La nuova scuola, disegnata dallo studio di progettazione Rossi-Prodi, accoglierà i bambini e i ragazzi delle elementari e delle medie. Il progetto si è sviluppato con l’apporto di alunni, insegnanti e genitori, dell’amministrazione comunale, dei dirigenti scolastici, dell’Unità di progetto Iscol@ e dei progettisti. Tutti hanno fatto la loro parte. Uta è un comune in crescita demograficamente e il nuovo istituto sarà in grado di far fronte alle esigenze di almeno 850 alunni

Il polo scolastico, aperto all’esterno e punto di riferimento della comunità, sarà inserito in un parco che richiama l’identità e le origini agricole del comune e la presenza di un’oasi importante come quella del WWF di Monte Arcosu. Il verde è elemento fondamentale del progetto.  Sono previsti spazi moderni e funzionali in grado di ospitare 25 classi, sala mensa, teatro, biblioteca, palestra e laboratori per la didattica. All’esterno bambini e ragazzi avranno a disposizione impianti sportivi, aule all’aperto e laboratori di biodiversità.  Tutto questo in linea con la filosofia di Iscol@: l’intervento è stato condiviso con tutti i beneficiari a partire da alunni e insegnanti. Gli stessi alunni, con i loro disegni e i loro pensieri, hanno offerto spunti e indicazioni ai progettisti. Questa partecipazione – hanno detto i progettisti – sarà determinante anche nelle prossime settimane, prima dell’avvio dei lavori.
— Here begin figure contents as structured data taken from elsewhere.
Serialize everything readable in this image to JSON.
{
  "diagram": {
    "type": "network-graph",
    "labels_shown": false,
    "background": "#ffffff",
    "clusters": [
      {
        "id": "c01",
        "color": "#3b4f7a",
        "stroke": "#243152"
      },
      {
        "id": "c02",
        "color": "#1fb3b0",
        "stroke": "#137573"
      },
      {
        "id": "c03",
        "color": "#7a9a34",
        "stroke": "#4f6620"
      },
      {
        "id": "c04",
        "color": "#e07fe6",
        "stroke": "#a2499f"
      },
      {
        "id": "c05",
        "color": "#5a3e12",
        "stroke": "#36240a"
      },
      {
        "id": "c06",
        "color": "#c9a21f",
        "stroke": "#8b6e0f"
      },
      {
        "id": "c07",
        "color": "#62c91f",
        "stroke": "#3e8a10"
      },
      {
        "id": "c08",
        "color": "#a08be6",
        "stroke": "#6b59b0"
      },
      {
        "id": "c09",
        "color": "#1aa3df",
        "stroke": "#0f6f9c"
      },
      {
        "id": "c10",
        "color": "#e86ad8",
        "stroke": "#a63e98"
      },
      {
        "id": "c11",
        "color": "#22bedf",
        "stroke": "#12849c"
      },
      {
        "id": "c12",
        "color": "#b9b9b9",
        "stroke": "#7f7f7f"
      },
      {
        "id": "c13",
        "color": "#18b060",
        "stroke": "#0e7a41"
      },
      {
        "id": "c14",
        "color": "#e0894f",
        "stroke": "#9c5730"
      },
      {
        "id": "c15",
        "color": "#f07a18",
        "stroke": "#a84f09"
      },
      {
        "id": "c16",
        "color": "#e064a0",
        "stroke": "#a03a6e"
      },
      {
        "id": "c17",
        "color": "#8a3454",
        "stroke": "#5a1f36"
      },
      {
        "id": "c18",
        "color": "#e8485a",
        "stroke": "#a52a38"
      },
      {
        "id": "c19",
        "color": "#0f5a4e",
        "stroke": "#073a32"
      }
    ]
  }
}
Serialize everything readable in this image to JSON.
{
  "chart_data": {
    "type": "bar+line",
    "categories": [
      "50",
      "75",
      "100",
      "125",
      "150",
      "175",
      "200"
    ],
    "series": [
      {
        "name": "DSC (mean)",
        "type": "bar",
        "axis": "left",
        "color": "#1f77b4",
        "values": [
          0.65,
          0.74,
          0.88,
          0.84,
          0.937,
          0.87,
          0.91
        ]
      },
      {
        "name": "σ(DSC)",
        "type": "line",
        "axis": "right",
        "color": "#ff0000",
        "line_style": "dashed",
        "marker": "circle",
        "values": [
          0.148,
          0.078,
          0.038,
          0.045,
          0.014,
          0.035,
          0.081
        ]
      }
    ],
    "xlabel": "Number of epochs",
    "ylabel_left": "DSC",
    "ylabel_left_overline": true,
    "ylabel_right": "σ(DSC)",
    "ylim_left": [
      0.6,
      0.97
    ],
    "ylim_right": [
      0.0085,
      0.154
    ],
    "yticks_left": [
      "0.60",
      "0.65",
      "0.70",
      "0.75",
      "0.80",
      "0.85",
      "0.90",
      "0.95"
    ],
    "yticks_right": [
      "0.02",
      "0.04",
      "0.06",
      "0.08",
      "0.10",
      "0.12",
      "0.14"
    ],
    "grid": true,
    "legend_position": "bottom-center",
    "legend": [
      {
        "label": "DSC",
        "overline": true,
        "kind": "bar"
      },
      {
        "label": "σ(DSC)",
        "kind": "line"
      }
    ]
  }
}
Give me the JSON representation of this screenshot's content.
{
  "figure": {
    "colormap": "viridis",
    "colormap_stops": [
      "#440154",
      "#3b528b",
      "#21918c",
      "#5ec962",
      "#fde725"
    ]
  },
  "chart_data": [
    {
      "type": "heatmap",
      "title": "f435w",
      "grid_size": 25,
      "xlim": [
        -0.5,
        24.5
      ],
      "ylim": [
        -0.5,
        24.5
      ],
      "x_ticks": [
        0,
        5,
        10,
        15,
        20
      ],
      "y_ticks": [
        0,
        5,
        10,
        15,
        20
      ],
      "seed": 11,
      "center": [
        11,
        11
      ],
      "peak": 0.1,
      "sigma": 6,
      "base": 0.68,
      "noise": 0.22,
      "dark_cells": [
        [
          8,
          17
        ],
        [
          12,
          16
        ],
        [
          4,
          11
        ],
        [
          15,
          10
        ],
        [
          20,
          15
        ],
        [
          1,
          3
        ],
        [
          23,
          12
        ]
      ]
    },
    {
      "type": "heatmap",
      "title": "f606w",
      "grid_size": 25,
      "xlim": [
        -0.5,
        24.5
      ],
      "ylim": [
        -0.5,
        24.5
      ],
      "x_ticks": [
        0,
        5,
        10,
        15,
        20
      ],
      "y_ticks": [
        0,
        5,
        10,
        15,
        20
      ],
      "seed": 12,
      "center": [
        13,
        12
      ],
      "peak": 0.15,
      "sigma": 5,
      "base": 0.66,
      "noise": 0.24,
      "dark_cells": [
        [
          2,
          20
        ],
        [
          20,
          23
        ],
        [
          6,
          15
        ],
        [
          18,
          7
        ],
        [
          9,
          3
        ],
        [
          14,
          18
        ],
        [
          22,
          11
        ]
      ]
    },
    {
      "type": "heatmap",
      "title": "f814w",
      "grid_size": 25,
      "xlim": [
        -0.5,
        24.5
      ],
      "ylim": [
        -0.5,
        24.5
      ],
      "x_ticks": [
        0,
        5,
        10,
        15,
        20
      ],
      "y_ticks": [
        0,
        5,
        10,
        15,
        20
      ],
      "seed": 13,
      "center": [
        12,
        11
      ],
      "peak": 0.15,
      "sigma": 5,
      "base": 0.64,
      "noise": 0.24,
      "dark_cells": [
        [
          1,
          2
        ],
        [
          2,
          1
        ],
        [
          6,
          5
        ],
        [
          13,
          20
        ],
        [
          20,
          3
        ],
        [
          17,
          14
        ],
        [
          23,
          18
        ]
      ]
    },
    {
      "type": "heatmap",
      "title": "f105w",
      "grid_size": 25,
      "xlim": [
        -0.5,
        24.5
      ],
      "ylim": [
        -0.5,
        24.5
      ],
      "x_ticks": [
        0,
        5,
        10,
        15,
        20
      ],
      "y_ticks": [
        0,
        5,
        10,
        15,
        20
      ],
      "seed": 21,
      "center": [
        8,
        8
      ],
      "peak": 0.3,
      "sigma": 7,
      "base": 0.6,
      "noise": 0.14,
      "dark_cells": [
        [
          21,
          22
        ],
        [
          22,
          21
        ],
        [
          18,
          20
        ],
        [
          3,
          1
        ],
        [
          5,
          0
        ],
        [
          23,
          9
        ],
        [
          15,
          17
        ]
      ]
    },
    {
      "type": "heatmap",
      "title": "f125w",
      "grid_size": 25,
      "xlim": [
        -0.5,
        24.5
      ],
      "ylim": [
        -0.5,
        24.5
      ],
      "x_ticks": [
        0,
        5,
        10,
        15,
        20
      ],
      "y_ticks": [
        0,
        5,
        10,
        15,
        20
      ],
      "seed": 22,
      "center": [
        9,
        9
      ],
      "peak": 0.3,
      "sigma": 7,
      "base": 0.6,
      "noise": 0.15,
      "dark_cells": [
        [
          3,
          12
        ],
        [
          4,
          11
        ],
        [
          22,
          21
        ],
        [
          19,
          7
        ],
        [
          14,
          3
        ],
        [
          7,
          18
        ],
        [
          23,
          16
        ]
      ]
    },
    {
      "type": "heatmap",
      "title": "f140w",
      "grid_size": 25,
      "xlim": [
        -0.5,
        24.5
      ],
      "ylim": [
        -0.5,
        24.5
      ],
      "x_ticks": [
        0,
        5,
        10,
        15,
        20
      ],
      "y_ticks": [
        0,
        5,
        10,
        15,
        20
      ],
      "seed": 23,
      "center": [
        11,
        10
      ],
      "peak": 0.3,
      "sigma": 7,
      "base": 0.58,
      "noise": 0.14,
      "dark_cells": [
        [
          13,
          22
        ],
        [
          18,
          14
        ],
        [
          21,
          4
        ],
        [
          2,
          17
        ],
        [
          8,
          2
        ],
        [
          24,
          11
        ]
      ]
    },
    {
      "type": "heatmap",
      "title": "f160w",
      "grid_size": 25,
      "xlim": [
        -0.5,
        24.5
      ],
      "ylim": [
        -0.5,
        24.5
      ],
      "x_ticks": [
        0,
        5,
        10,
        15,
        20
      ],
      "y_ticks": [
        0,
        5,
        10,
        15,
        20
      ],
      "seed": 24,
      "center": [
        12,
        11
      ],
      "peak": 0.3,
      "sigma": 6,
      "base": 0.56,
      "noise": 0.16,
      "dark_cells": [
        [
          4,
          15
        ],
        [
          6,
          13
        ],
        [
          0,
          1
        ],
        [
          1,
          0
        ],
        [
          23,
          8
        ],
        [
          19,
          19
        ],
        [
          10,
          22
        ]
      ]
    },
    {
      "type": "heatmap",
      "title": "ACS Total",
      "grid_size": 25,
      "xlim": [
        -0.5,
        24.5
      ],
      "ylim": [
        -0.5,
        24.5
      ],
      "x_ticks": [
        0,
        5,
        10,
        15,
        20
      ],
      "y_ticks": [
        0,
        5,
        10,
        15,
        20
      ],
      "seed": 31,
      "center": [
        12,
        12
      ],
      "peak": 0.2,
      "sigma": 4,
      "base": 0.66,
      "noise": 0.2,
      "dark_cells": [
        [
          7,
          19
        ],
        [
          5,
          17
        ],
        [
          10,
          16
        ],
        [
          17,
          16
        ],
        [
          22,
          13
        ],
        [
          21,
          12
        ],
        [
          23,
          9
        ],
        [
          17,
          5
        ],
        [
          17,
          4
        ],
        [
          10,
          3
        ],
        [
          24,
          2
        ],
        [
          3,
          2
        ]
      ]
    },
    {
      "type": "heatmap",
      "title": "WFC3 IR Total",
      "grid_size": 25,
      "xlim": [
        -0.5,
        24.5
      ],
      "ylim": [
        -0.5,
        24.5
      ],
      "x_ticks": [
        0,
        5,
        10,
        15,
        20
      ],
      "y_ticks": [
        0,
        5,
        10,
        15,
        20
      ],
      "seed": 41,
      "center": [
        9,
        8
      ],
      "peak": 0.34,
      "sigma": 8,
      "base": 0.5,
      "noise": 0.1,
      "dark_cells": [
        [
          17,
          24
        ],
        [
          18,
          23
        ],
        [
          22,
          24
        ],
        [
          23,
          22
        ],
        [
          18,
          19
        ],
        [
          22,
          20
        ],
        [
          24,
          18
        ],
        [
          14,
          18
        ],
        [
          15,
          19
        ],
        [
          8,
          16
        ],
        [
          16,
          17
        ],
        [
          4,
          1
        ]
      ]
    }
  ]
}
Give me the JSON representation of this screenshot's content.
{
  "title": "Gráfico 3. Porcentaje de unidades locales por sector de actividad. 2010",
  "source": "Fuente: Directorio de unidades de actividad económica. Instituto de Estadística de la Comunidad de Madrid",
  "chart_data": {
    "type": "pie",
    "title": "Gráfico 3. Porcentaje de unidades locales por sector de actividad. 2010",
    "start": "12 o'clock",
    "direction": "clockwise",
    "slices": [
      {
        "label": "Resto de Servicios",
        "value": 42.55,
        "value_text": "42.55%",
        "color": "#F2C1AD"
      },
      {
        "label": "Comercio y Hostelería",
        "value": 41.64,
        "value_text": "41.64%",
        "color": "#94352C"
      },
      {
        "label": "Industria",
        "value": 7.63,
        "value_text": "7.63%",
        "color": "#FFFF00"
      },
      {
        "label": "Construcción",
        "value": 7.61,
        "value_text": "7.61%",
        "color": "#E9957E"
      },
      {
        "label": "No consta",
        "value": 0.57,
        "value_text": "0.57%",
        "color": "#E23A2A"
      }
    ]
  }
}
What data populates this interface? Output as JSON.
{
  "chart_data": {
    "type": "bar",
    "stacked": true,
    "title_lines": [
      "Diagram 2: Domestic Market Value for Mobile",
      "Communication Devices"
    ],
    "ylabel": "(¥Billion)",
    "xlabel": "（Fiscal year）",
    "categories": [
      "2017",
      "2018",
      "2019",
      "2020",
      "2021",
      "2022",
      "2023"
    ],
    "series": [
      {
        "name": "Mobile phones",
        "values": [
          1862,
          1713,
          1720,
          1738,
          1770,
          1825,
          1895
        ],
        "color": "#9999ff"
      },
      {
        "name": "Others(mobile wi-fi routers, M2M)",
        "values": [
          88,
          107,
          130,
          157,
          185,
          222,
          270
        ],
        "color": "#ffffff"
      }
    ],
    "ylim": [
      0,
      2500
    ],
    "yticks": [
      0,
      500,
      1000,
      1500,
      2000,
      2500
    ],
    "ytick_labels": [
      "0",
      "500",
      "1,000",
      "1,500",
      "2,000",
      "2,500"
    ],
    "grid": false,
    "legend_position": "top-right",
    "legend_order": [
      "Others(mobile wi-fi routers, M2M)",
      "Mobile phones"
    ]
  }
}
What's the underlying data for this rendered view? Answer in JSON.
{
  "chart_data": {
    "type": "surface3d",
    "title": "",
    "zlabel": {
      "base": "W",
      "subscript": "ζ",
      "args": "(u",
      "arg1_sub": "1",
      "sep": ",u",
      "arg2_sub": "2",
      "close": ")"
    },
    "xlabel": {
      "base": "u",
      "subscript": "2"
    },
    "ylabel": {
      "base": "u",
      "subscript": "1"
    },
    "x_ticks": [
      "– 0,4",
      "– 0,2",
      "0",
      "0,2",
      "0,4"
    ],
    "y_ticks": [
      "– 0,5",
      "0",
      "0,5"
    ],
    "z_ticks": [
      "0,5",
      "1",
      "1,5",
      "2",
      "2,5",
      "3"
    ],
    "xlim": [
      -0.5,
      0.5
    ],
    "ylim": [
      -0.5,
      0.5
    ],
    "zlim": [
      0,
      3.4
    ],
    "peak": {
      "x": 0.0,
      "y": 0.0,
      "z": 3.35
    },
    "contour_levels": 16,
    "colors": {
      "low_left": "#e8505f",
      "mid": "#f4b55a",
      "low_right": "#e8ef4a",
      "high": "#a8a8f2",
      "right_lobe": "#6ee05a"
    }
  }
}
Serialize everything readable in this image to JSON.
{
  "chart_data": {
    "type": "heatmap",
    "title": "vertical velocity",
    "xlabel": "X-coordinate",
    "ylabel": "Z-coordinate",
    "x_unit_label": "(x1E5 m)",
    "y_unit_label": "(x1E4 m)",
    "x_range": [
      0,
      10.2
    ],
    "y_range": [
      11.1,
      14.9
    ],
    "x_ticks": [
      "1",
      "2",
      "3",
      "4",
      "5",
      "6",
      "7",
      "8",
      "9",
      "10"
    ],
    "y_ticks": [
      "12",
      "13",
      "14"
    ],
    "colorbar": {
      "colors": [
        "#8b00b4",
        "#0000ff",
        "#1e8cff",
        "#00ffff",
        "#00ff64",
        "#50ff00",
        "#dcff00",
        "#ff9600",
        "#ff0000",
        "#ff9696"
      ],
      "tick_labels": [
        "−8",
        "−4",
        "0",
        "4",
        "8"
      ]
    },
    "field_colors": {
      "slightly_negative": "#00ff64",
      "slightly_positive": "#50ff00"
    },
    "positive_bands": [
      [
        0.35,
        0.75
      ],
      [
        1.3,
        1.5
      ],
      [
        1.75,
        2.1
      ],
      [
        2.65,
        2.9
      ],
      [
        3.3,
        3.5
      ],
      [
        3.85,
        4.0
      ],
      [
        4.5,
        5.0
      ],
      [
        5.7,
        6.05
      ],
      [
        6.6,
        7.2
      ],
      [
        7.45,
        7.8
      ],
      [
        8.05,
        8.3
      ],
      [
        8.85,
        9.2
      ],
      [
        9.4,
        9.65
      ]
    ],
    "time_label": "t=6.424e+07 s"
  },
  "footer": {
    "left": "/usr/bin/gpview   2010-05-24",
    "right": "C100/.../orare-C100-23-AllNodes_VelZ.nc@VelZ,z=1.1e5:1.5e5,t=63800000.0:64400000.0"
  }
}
Grande attenzione viene riservata agli arredi: dovranno essere ergonomici e rendere l’ambiente accogliente anche sul piano dell’estetica. La nuova scuola sarà inoltre dotata di sistemi tecnologici in grado di agevolare l’attività informatica anche all’esterno, senza vincoli spaziali.

Su Iscol@ la Regione ha investito oltre 300 milioni per la realizzazione di 24 scuole del nuovo millennio, per la manutenzione e messa in sicurezza di oltre 900 istituti frequentati da circa 160.000 studenti sardi e per il rinnovo degli arredi e le attrezzature in 450 scuole. La Sardegna in questo momento è un riferimento nel panorama nazionale per quanto riguarda l’edilizia scolastica. Per i nuovi istituti in Sardegna hanno lavorato 200 progettisti.